Pakistani officials said negotiations were still taking place remotely, but there were no plans to convene a meeting in person until the sides were close enough to sign a memorandum.
SHIPPING SNARLED BY BOTH SIDES
Although a ceasefire has paused the US-Israeli strikes on Iran that began on Feb. 28, no agreement has been reached on terms to end a war that has killed thousands and driven up oil prices. Both sides could be settling in for a test of wills.
Iran has largely blocked all shipping apart from its own from the Gulf through the Strait of Hormuz since the war began.
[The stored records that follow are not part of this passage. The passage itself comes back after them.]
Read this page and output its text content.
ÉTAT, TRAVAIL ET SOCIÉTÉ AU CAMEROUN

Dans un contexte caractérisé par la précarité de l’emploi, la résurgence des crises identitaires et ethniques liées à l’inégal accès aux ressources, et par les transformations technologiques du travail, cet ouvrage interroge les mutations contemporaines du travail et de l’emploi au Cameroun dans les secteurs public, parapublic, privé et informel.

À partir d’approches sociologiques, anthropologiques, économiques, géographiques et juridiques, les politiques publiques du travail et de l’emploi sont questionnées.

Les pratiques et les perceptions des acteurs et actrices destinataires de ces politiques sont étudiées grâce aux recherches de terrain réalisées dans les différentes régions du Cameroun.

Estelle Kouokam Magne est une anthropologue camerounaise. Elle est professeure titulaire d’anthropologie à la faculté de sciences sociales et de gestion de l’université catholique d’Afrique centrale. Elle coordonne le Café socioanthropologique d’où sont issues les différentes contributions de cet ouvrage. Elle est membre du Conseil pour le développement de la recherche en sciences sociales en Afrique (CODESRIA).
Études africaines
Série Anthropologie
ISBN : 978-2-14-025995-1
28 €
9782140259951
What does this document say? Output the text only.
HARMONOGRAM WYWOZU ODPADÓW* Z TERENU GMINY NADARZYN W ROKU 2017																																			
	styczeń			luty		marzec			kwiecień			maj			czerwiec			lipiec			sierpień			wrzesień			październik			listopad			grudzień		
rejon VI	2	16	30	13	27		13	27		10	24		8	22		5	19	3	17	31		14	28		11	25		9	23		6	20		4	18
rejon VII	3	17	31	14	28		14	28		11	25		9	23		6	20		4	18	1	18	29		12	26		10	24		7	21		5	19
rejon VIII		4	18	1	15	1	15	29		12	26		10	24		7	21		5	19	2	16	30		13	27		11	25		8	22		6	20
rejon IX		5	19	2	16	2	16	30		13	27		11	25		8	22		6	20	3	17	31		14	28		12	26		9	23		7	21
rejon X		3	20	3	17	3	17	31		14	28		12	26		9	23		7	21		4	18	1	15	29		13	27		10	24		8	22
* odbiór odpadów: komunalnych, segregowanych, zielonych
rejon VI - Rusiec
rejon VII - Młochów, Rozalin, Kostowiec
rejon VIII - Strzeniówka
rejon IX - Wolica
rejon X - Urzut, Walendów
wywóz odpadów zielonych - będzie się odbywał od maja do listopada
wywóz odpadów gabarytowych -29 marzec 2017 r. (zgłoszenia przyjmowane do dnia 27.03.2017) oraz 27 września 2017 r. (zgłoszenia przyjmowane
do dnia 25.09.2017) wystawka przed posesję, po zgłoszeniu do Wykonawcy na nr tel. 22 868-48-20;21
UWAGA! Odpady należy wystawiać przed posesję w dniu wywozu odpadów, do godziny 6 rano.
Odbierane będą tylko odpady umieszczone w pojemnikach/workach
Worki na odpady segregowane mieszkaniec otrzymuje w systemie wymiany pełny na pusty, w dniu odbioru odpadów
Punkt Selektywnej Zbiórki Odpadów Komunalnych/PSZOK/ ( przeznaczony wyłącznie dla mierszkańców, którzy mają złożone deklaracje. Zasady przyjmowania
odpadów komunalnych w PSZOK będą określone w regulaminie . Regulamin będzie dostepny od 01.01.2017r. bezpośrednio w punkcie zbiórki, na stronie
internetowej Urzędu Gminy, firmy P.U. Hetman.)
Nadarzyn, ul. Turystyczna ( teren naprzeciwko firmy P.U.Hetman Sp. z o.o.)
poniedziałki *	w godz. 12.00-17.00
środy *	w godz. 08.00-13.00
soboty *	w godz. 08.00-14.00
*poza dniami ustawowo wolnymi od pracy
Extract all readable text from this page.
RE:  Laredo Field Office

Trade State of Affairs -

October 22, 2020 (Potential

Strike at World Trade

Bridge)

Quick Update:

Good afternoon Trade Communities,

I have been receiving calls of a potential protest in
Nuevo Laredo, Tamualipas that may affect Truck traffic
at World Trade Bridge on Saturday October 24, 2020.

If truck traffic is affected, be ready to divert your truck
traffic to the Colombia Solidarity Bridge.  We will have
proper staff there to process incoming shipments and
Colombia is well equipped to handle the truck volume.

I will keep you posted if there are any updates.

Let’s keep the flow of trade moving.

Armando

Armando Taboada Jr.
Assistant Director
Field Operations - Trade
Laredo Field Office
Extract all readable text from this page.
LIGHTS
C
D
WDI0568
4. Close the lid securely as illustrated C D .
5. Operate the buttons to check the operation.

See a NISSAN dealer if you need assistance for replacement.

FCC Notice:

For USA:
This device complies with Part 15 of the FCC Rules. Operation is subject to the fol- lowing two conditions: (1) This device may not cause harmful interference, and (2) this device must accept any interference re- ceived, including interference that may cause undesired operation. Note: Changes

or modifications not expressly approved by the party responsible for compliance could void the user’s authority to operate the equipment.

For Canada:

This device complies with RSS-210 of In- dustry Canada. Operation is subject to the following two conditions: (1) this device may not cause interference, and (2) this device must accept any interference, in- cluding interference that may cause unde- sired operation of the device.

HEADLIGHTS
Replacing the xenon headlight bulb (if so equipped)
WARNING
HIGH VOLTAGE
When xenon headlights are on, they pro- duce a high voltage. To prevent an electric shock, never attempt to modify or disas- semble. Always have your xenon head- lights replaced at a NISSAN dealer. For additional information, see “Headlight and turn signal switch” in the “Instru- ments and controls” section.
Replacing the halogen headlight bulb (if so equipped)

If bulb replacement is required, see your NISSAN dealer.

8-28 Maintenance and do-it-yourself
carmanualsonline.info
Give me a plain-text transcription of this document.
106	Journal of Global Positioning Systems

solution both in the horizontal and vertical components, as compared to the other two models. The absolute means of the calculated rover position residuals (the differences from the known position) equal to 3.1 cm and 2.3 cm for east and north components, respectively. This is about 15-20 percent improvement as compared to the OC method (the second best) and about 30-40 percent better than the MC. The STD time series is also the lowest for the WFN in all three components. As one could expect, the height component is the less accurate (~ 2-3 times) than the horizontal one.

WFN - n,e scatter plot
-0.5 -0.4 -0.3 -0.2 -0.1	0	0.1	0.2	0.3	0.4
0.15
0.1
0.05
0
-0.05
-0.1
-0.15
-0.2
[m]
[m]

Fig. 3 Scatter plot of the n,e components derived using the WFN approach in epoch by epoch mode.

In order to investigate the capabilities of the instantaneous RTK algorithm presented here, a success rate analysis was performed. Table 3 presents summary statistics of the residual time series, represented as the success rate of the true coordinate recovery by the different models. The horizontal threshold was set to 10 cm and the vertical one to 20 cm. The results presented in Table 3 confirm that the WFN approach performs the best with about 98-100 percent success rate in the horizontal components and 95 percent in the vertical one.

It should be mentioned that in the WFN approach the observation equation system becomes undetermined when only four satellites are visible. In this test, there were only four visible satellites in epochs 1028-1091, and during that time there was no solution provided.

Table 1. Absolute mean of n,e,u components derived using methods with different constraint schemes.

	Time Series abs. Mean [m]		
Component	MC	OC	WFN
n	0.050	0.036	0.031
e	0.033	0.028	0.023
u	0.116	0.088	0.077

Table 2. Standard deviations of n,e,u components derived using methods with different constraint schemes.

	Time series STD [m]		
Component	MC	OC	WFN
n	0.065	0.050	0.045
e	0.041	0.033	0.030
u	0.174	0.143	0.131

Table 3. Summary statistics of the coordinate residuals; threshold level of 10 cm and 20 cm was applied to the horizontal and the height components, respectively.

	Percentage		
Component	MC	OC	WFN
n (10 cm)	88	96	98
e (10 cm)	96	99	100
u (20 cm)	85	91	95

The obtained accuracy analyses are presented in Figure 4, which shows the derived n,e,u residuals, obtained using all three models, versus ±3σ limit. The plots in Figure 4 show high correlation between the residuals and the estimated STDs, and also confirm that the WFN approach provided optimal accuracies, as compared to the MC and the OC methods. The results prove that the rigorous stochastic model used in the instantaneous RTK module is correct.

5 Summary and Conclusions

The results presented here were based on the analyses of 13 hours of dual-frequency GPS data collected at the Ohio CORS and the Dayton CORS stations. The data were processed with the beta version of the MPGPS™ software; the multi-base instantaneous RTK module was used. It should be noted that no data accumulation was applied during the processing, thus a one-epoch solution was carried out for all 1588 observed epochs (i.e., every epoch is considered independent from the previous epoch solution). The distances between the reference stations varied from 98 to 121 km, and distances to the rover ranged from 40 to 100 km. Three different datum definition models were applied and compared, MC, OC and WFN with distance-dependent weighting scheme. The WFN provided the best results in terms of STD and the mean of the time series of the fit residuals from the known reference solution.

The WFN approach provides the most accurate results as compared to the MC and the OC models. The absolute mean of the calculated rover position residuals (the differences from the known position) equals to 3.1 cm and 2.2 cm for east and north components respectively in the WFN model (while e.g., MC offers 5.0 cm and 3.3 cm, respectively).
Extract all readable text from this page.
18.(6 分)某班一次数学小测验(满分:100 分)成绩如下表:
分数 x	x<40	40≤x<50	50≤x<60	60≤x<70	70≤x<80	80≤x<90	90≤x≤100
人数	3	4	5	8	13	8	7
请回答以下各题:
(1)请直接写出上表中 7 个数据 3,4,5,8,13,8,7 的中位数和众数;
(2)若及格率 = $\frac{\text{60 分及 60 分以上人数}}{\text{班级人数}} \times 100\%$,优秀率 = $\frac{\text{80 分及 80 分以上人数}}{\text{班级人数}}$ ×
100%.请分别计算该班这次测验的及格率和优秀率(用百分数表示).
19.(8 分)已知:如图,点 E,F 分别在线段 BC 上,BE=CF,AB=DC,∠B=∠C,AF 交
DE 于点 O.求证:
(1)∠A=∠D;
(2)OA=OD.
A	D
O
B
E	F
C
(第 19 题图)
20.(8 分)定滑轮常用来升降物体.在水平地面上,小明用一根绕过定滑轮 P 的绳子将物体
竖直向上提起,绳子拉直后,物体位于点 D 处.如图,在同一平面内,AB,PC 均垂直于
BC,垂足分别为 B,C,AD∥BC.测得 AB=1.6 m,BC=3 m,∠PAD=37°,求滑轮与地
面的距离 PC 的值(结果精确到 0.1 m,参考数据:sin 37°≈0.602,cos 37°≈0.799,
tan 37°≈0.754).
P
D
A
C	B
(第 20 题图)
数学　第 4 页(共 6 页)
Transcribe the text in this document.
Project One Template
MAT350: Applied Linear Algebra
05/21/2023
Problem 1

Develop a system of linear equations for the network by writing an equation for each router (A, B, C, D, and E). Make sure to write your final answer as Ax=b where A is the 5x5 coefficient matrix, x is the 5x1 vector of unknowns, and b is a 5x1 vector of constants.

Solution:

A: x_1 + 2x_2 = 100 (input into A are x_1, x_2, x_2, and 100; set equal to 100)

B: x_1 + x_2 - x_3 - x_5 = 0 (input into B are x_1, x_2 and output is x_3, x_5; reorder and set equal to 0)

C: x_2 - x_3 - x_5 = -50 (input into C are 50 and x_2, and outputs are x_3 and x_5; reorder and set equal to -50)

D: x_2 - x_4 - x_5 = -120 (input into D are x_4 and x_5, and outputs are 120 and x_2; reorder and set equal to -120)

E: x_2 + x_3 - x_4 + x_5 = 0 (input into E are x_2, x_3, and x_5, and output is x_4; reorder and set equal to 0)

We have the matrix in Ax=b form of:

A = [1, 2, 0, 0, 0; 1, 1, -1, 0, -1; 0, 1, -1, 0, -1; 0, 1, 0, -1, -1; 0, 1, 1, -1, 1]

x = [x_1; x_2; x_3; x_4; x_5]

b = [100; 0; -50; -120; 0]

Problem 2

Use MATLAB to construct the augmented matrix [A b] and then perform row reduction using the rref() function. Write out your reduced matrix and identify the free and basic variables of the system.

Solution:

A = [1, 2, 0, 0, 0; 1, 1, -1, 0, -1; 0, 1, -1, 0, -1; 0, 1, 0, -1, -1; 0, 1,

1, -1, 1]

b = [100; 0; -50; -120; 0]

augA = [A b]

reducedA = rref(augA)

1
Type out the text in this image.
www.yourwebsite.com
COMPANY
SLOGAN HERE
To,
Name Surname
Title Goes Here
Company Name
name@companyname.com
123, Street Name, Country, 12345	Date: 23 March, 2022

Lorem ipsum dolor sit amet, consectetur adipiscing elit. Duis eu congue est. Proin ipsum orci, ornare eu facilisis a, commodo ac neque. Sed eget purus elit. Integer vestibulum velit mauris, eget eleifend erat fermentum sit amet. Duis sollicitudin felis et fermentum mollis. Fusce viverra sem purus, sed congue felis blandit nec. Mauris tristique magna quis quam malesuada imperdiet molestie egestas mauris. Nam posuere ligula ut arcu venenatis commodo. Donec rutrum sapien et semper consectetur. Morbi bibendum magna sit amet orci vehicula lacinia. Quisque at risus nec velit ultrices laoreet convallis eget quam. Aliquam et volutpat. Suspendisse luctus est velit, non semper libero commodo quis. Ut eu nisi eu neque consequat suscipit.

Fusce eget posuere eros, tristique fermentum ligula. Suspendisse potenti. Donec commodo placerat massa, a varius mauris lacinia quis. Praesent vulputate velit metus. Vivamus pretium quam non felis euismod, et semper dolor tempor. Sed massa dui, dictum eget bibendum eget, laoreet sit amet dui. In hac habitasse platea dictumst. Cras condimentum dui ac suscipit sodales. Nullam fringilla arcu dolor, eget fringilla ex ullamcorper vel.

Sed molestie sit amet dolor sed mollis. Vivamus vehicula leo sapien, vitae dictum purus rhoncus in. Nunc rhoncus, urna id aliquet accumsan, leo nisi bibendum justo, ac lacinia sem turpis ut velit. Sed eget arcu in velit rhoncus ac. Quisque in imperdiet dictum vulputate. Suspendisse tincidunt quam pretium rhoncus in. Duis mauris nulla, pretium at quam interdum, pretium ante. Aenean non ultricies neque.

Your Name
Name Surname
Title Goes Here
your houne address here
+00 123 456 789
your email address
This month, the United States began blockading Iranian ships.
Six tankers loaded with Iranian oil have been forced back to Iran by the US blockade in recent days, ship-tracking data shows, underscoring the impact the war is having on traffic.
Between 125 and 140 ships usually crossed in and out of the strait daily before the war, but only seven have done so in the past day, according to Kpler ship-tracking data and satellite analysis from SynMax, and none of them were carrying oil bound for the global market.
With his approval ratings falling, Trump faces domestic pressure to end the unpopular war. Iran‘s leaders, though weakened militarily, have found leverage with their ability to stop shipping in the strait, which normally carries a fifth of global oil shipments.
However, experts have warned that the Iranian economy is on the verge of collapse, especially if the US blockade continues to slash Iran’s oil exports.